Valéro (Valéro Escolar) dirige une petite entreprise de plomberie dans une banlieue de Barcelone et travaille, depuis plus de vingt ans, avec Pep (Pep Sarrà) qui va prendre sa retraite et qu’il va falloir remplacer. La patronne, Paqui, a pris pour une période d’essai Moha (Mohamed Mellali), né au Maroc, arrivé en Espagne depuis peu. Valero n’approuve pas ce choix : Moha est un étranger ; il ne sera pas accepté par les clients ! Nous allons suivre les plombiers dans leurs visites chez des gens très divers, jeunes, vieux, riches, pauvres, aux opinions et regards sur la vie très variés. L’occasion d’assister à des scènes cocasses comme celle où Moha se retrouve modèle d’une photographe. Ces séquences, inspirées à la cinéaste par les anecdotes que lui racontait son père, lui-même plombier, souvent commentées en voix off par Moha, poète et philosophe qui regarde et pense le monde avec  un regard rempli de poésie, permettent de regarder autrement la société espagnole.

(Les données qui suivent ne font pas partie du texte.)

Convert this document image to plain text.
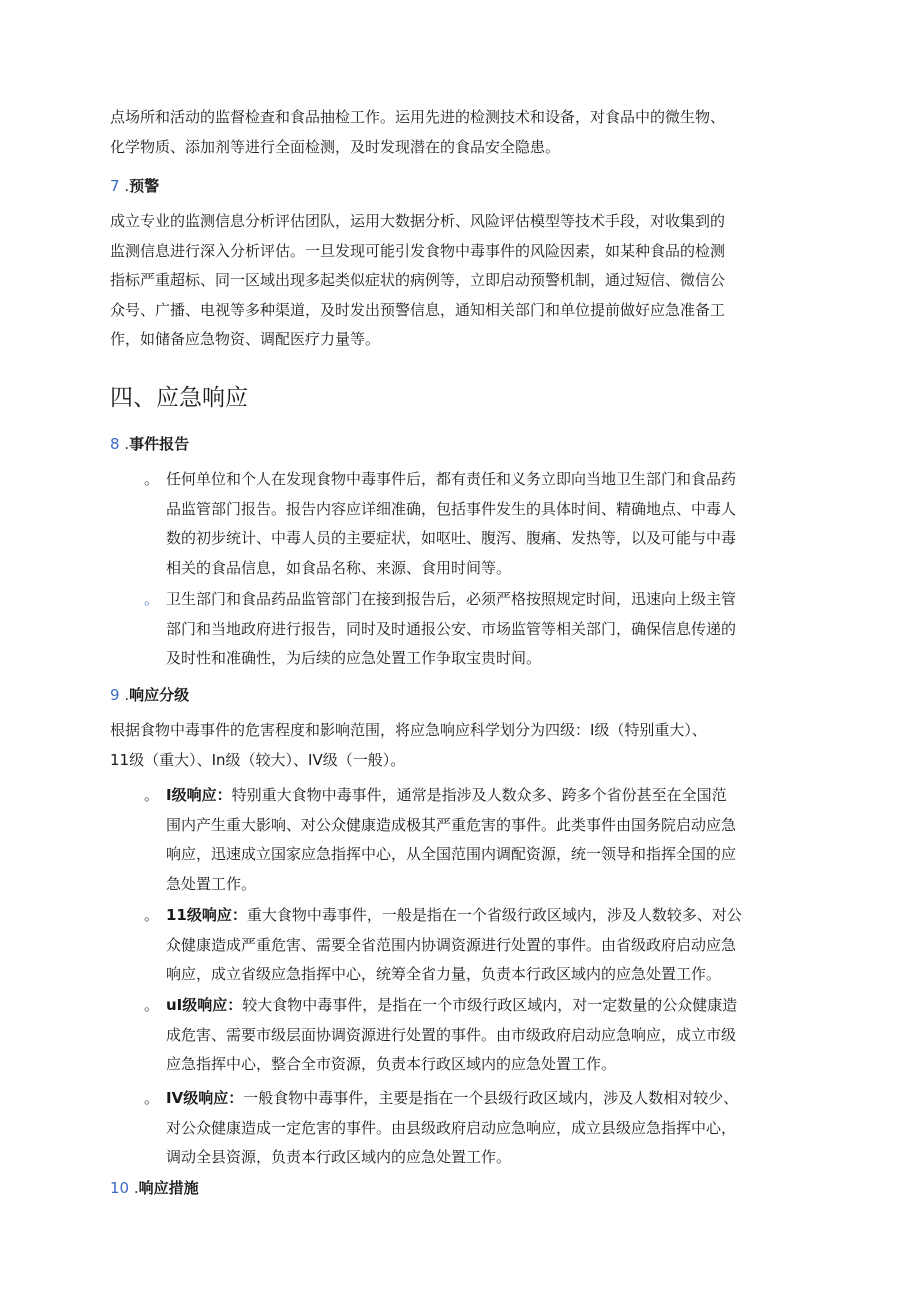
点场所和活动的监督检查和食品抽检工作。运用先进的检测技术和设备，对食品中的微生物、

化学物质、添加剂等进行全面检测，及时发现潜在的食品安全隐患。

7 .预警

成立专业的监测信息分析评估团队，运用大数据分析、风险评估模型等技术手段，对收集到的

监测信息进行深入分析评估。一旦发现可能引发食物中毒事件的风险因素，如某种食品的检测

指标严重超标、同一区域出现多起类似症状的病例等，立即启动预警机制，通过短信、微信公

众号、广播、电视等多种渠道，及时发出预警信息，通知相关部门和单位提前做好应急准备工

作，如储备应急物资、调配医疗力量等。

四、应急响应
8 .事件报告
。 任何单位和个人在发现食物中毒事件后，都有责任和义务立即向当地卫生部门和食品药

品监管部门报告。报告内容应详细准确，包括事件发生的具体时间、精确地点、中毒人

数的初步统计、中毒人员的主要症状，如呕吐、腹泻、腹痛、发热等，以及可能与中毒

相关的食品信息，如食品名称、来源、食用时间等。

。 卫生部门和食品药品监管部门在接到报告后，必须严格按照规定时间，迅速向上级主管

部门和当地政府进行报告，同时及时通报公安、市场监管等相关部门，确保信息传递的

及时性和准确性，为后续的应急处置工作争取宝贵时间。

9 .响应分级

根据食物中毒事件的危害程度和影响范围，将应急响应科学划分为四级：I级（特别重大）、

11级（重大）、In级（较大）、IV级（一般）。

。 I级响应： 特别重大食物中毒事件，通常是指涉及人数众多、跨多个省份甚至在全国范

围内产生重大影响、对公众健康造成极其严重危害的事件。此类事件由国务院启动应急

响应，迅速成立国家应急指挥中心，从全国范围内调配资源，统一领导和指挥全国的应

急处置工作。

。 11级响应： 重大食物中毒事件，一般是指在一个省级行政区域内，涉及人数较多、对公

众健康造成严重危害、需要全省范围内协调资源进行处置的事件。由省级政府启动应急

响应，成立省级应急指挥中心，统筹全省力量，负责本行政区域内的应急处置工作。

。 uI级响应： 较大食物中毒事件，是指在一个市级行政区域内，对一定数量的公众健康造

成危害、需要市级层面协调资源进行处置的事件。由市级政府启动应急响应，成立市级

应急指挥中心，整合全市资源，负责本行政区域内的应急处置工作。

。 IV级响应： 一般食物中毒事件，主要是指在一个县级行政区域内，涉及人数相对较少、

对公众健康造成一定危害的事件。由县级政府启动应急响应，成立县级应急指挥中心，

调动全县资源，负责本行政区域内的应急处置工作。

10 .响应措施
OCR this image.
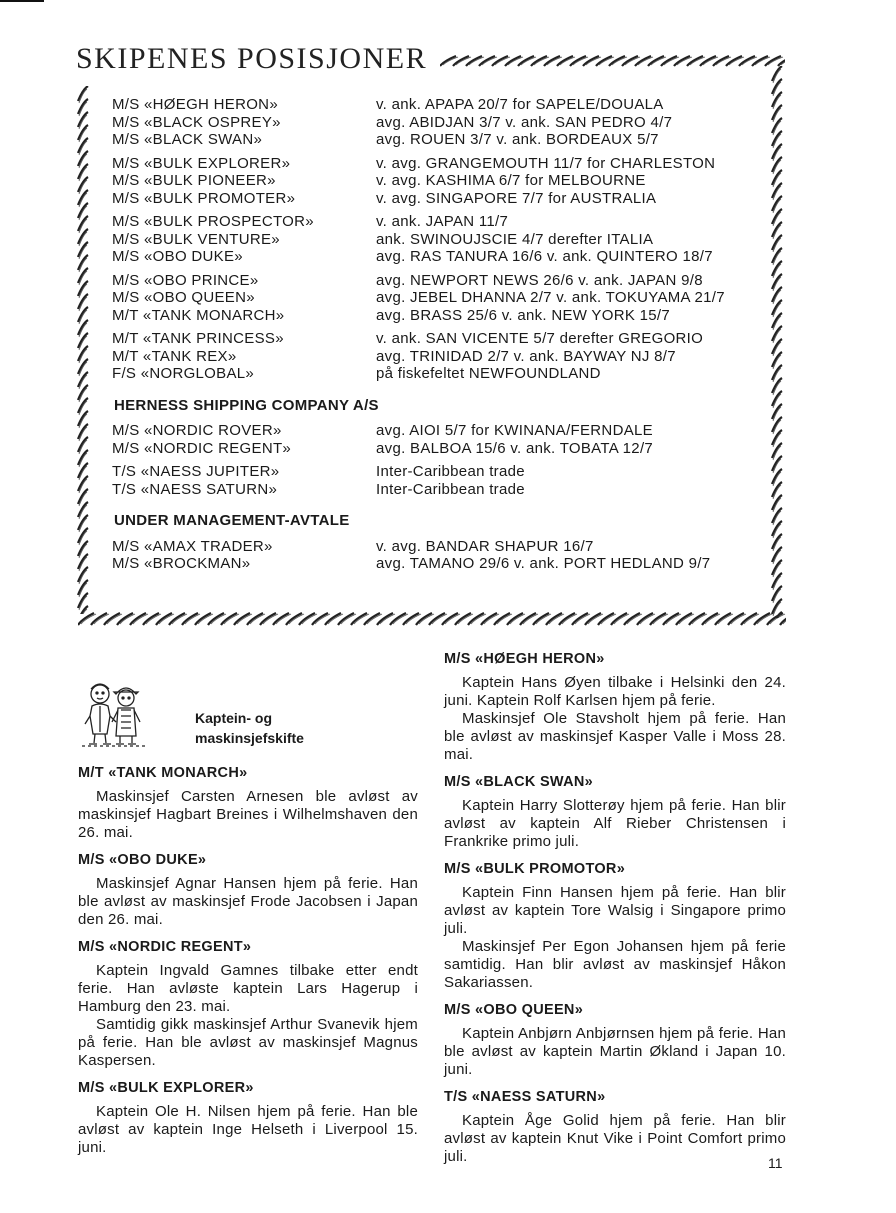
SKIPENES POSISJONER
M/S «HØEGH HERON»	v. ank. APAPA 20/7 for SAPELE/DOUALA
M/S «BLACK OSPREY»	avg. ABIDJAN 3/7 v. ank. SAN PEDRO 4/7
M/S «BLACK SWAN»	avg. ROUEN 3/7 v. ank. BORDEAUX 5/7
M/S «BULK EXPLORER»	v. avg. GRANGEMOUTH 11/7 for CHARLESTON
M/S «BULK PIONEER»	v. avg. KASHIMA 6/7 for MELBOURNE
M/S «BULK PROMOTER»	v. avg. SINGAPORE 7/7 for AUSTRALIA
M/S «BULK PROSPECTOR»	v. ank. JAPAN 11/7
M/S «BULK VENTURE»	ank. SWINOUJSCIE 4/7 derefter ITALIA
M/S «OBO DUKE»	avg. RAS TANURA 16/6 v. ank. QUINTERO 18/7
M/S «OBO PRINCE»	avg. NEWPORT NEWS 26/6 v. ank. JAPAN 9/8
M/S «OBO QUEEN»	avg. JEBEL DHANNA 2/7 v. ank. TOKUYAMA 21/7
M/T «TANK MONARCH»	avg. BRASS 25/6 v. ank. NEW YORK 15/7
M/T «TANK PRINCESS»	v. ank. SAN VICENTE 5/7 derefter GREGORIO
M/T «TANK REX»	avg. TRINIDAD 2/7 v. ank. BAYWAY NJ 8/7
F/S «NORGLOBAL»	på fiskefeltet NEWFOUNDLAND
HERNESS SHIPPING COMPANY A/S
M/S «NORDIC ROVER»	avg. AIOI 5/7 for KWINANA/FERNDALE
M/S «NORDIC REGENT»	avg. BALBOA 15/6 v. ank. TOBATA 12/7
T/S «NAESS JUPITER»	Inter-Caribbean trade
T/S «NAESS SATURN»	Inter-Caribbean trade
UNDER MANAGEMENT-AVTALE
M/S «AMAX TRADER»	v. avg. BANDAR SHAPUR 16/7
M/S «BROCKMAN»	avg. TAMANO 29/6 v. ank. PORT HEDLAND 9/7
Kaptein- og
maskinsjefskifte
M/T «TANK MONARCH»

Maskinsjef Carsten Arnesen ble avløst av maskinsjef Hagbart Breines i Wilhelmshaven den 26. mai.

M/S «OBO DUKE»

Maskinsjef Agnar Hansen hjem på ferie. Han ble avløst av maskinsjef Frode Jacobsen i Japan den 26. mai.

M/S «NORDIC REGENT»

Kaptein Ingvald Gamnes tilbake etter endt ferie. Han avløste kaptein Lars Hagerup i Hamburg den 23. mai.

Samtidig gikk maskinsjef Arthur Svanevik hjem på ferie. Han ble avløst av maskinsjef Magnus Kaspersen.

M/S «BULK EXPLORER»

Kaptein Ole H. Nilsen hjem på ferie. Han ble avløst av kaptein Inge Helseth i Liverpool 15. juni.

M/S «HØEGH HERON»

Kaptein Hans Øyen tilbake i Helsinki den 24. juni. Kaptein Rolf Karlsen hjem på ferie.

Maskinsjef Ole Stavsholt hjem på ferie. Han ble avløst av maskinsjef Kasper Valle i Moss 28. mai.

M/S «BLACK SWAN»

Kaptein Harry Slotterøy hjem på ferie. Han blir avløst av kaptein Alf Rieber Christensen i Frankrike primo juli.

M/S «BULK PROMOTOR»

Kaptein Finn Hansen hjem på ferie. Han blir avløst av kaptein Tore Walsig i Singapore primo juli.

Maskinsjef Per Egon Johansen hjem på ferie samtidig. Han blir avløst av maskinsjef Håkon Sakariassen.

M/S «OBO QUEEN»

Kaptein Anbjørn Anbjørnsen hjem på ferie. Han ble avløst av kaptein Martin Økland i Japan 10. juni.

T/S «NAESS SATURN»

Kaptein Åge Golid hjem på ferie. Han blir avløst av kaptein Knut Vike i Point Comfort primo juli.	11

Pour trouver ces trois protagonistes, Neus Ballús a fait un casting de près de mille plombiers qu’elle a fait travailler en improvisations sur des situations qu’ils découvraient. Structuré en 6 chapitres correspondant aux jours de la semaine, Sies dies Corrents où se côtoient le catalan, le castillan et l’arabe dialectal marocain, comme autant de musiques, permet de jeter un regard critique sur une société qui n’en a pas fini avec le racisme, les préjugés et le rejet mais offre aussi, finalement, une note d’espoir.

Luzzu

Filet qu’on sort de l’eau, filmé au plus près. Plans brefs et saccadés sur les gestes de la pêche. Rares poissons. Un bateau qui prend un peu l’eau. Jesmark Scicluna rentre au port sur son luzzu, bateau traditionnel de Malte. Ta’ Palma , aux tons flamboyants, jaune, rouge, vert et bleu, usé par les générations, légué par son père, qui l’avait reçu du sien. Jesmark aime être en mer, pêcher, mais cette activité ne lui suffit plus pour faire vivre sa famille. Les poissons sont attrapés par les chalutiers, les directives européennes imposent des quotas, les petits pêcheurs sont méprisés par les vendeurs à la criée. De plus, le bébé de Jesmark a des problèmes de croissance et les soins sont coûteux. La mère de sa femme Denise (Michela Farrugia) qui n’a jamais approuvé le mariage de sa fille avec un « petit pêcheur » en profite pour les aider financièrement, ce que le couple refusait jusque là. Blessé dans son amour-propre, Jesmark va emprunter de nouvelles voies… Devenir père demande des sacrifices. Pour son premier film, Luzzu, Alex Camilleri, né à Malte et vivant aux USA, savait dès le début qu’il devait confier les rôles à des acteurs non professionnels. « Il est plus facile à des pêcheurs de devenir acteurs qu’à des acteurs de devenir pêcheurs ! » Car pour ce cinéaste qui aime les films néoréalistes italiens comme La Terre tremble de Visconti, il est important que le cinéma témoigne de la vie des personnes ordinaires et participe à une prise de conscience du réel. Un réel que la caméra du directeur de la photographie, Léo Lefèvre, a su saisir superbement, aussi bien les paysages que les visages et les corps. La séquence où Jesmark emmène son luzzu à la casse est bouleversante et nous interroge. Doit-on, pour survivre, abandonner ses traditions et ses rêves ?

ANNIE GAVA
Novembre 2021

NB : Luzzu représente Malte aux Oscars. Il sort en salles le 8 décembre.